Rabu, 11 Mei 2016

Kopi

Si hitam pahit...
Dulu ku tak suka, tapi sekarang jadi seperti candu. Walau tak ku konsumsi tiap hari. Hanya ketika ku terpaksa begadang, menghadapi serangkaian deadline tugas, maka aku meminta sedikit bantuannya.

Aku mulai menyukainya, sejak ku merantau jauh dari orang tua. Karena ku sangat membutuhkannya saat harus menyelesaikan deadline semalam

Rasanya pahit yang kental, namun kini sedikit manis karena gula. Bagai hidup, kadang ketika hidup kita pahit maka kita perlu mencari sesuatu untuk menyamarkan rasa pahitnya. Entah itu menemui sahabat, menemui orang tua, atau pergi ke tempat yang sekiranya bisa sedikit menyamarkan rasa pahitnya hidup.
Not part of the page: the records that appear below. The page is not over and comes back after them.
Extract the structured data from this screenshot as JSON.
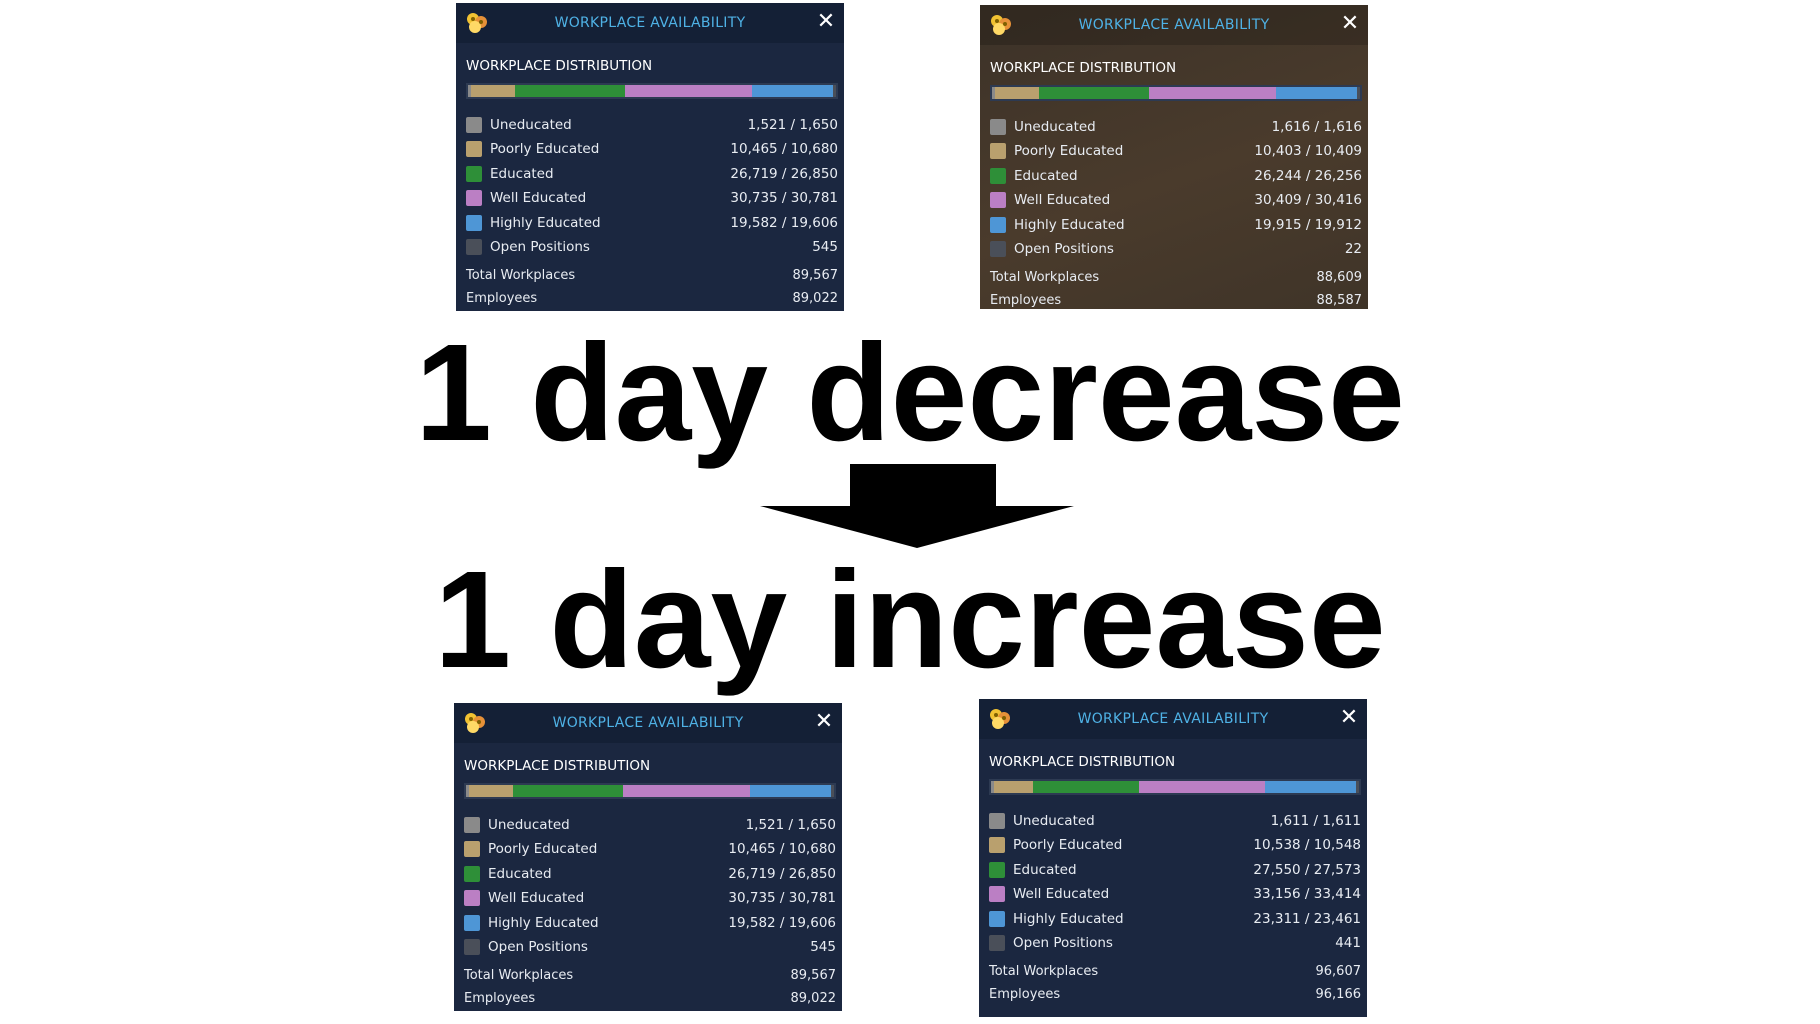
{
  "colors": {
    "uneducated": "#8a8a8a",
    "poorly_educated": "#b9a06e",
    "educated": "#2e8f38",
    "well_educated": "#bb7fc4",
    "highly_educated": "#4e96d6",
    "open_positions": "#4a4f59",
    "header_title": "#4fb2e6"
  },
  "panels": [
    {
      "title": "WORKPLACE AVAILABILITY",
      "close_glyph": "✕",
      "distribution_title": "WORKPLACE DISTRIBUTION",
      "bar_shares": [
        0.7,
        12,
        30,
        34.5,
        22,
        0.8
      ],
      "rows": [
        {
          "label": "Uneducated",
          "value": "1,521 / 1,650"
        },
        {
          "label": "Poorly Educated",
          "value": "10,465 / 10,680"
        },
        {
          "label": "Educated",
          "value": "26,719 / 26,850"
        },
        {
          "label": "Well Educated",
          "value": "30,735 / 30,781"
        },
        {
          "label": "Highly Educated",
          "value": "19,582 / 19,606"
        },
        {
          "label": "Open Positions",
          "value": "545"
        }
      ],
      "totals": [
        {
          "label": "Total Workplaces",
          "value": "89,567"
        },
        {
          "label": "Employees",
          "value": "89,022"
        }
      ]
    },
    {
      "title": "WORKPLACE AVAILABILITY",
      "close_glyph": "✕",
      "distribution_title": "WORKPLACE DISTRIBUTION",
      "bar_shares": [
        0.7,
        12,
        30,
        34.5,
        22,
        0.8
      ],
      "rows": [
        {
          "label": "Uneducated",
          "value": "1,616 / 1,616"
        },
        {
          "label": "Poorly Educated",
          "value": "10,403 / 10,409"
        },
        {
          "label": "Educated",
          "value": "26,244 / 26,256"
        },
        {
          "label": "Well Educated",
          "value": "30,409 / 30,416"
        },
        {
          "label": "Highly Educated",
          "value": "19,915 / 19,912"
        },
        {
          "label": "Open Positions",
          "value": "22"
        }
      ],
      "totals": [
        {
          "label": "Total Workplaces",
          "value": "88,609"
        },
        {
          "label": "Employees",
          "value": "88,587"
        }
      ]
    },
    {
      "title": "WORKPLACE AVAILABILITY",
      "close_glyph": "✕",
      "distribution_title": "WORKPLACE DISTRIBUTION",
      "bar_shares": [
        0.7,
        12,
        30,
        34.5,
        22,
        0.8
      ],
      "rows": [
        {
          "label": "Uneducated",
          "value": "1,521 / 1,650"
        },
        {
          "label": "Poorly Educated",
          "value": "10,465 / 10,680"
        },
        {
          "label": "Educated",
          "value": "26,719 / 26,850"
        },
        {
          "label": "Well Educated",
          "value": "30,735 / 30,781"
        },
        {
          "label": "Highly Educated",
          "value": "19,582 / 19,606"
        },
        {
          "label": "Open Positions",
          "value": "545"
        }
      ],
      "totals": [
        {
          "label": "Total Workplaces",
          "value": "89,567"
        },
        {
          "label": "Employees",
          "value": "89,022"
        }
      ]
    },
    {
      "title": "WORKPLACE AVAILABILITY",
      "close_glyph": "✕",
      "distribution_title": "WORKPLACE DISTRIBUTION",
      "bar_shares": [
        0.7,
        11,
        29,
        35,
        25,
        0.8
      ],
      "rows": [
        {
          "label": "Uneducated",
          "value": "1,611 / 1,611"
        },
        {
          "label": "Poorly Educated",
          "value": "10,538 / 10,548"
        },
        {
          "label": "Educated",
          "value": "27,550 / 27,573"
        },
        {
          "label": "Well Educated",
          "value": "33,156 / 33,414"
        },
        {
          "label": "Highly Educated",
          "value": "23,311 / 23,461"
        },
        {
          "label": "Open Positions",
          "value": "441"
        }
      ],
      "totals": [
        {
          "label": "Total Workplaces",
          "value": "96,607"
        },
        {
          "label": "Employees",
          "value": "96,166"
        }
      ]
    }
  ],
  "captions": {
    "top": "1 day decrease",
    "bottom": "1 day increase"
  }
}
Kafeinnya membuat candu dan membuatku terjaga beberapa jam untuk menghindari tidur. Mengajarkan, bahwa ketika kita nyaman pada sesuatu kita akan selalu menemuinya, karena hal itulah yang membuat kita terhindar beberapa saat dari masalah berat.

Kopi Hitam, Kopi susu, Caffucino, Moccacino. Itu beberapa diantaranya yang jadi kesukaanku.

Tak seperti yang lain yang bisa menikmati berbagai rasa lainnya, aku hanya mentok di rasa itu saja. Keterbatasan biaya, dan karena bukan pula penggemar berat kopi, adalah alasan ku tak pernah merasakan rasa yang lainnya.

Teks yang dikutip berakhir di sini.